View larger version (25K): [in a new window]   Fig. 10. Model for the role of the JING Zn-finger transcription factor in CNS midline and tracheal cell differentiation. Heterodimers of TGO:SIM and TGO:TRH may bind to the CMEs in the 5' regulatory region of jing. In the CNS midline, the SOX HMG protein Dichaete (FISH in the figure) may also bind its target site, TACAAT, to promote jing transcription. JING enters the nucleus of CNS midline and tracheal cells where it may perform a regulatory role. This regulatory role is required for the differentiation and survival of CNS midline and tracheal precursors, possibly through the control of EGFR signaling and/or other uncharacterized survival factors.
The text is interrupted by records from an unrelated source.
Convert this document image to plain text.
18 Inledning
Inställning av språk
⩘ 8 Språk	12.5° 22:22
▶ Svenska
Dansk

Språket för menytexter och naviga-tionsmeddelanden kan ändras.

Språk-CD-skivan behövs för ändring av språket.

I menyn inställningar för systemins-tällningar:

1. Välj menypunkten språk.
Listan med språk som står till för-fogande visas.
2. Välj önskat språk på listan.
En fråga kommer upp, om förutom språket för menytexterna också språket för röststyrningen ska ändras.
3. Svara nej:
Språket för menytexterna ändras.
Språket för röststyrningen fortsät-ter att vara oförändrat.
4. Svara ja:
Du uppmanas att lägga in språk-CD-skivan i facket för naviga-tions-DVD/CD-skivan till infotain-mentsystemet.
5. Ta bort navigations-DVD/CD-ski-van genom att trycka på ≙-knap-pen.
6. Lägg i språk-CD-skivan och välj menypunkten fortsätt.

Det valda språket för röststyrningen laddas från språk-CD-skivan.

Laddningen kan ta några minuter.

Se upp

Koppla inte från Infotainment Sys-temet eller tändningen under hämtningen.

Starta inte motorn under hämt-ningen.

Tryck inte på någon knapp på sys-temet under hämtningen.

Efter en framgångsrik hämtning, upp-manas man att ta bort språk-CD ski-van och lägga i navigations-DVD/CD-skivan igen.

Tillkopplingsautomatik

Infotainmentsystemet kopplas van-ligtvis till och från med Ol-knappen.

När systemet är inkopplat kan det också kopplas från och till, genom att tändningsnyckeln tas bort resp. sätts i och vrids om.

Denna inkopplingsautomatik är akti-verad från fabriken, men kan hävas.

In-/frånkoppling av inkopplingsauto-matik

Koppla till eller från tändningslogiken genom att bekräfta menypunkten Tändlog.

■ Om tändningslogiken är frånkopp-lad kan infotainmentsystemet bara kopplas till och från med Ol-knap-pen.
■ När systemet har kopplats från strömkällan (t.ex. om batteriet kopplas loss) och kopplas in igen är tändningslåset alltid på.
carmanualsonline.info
Alternatively, jing may function to maintain the transcriptional output initiated by bHLH-PAS, POU and SOX regulatory molecules, and failure to do so results in cell death. JING function is required throughout CNS midline and tracheal development for the formation of a functional central nervous system and tracheal tubule network. Question marks denote that direct interactions have not been demonstrated.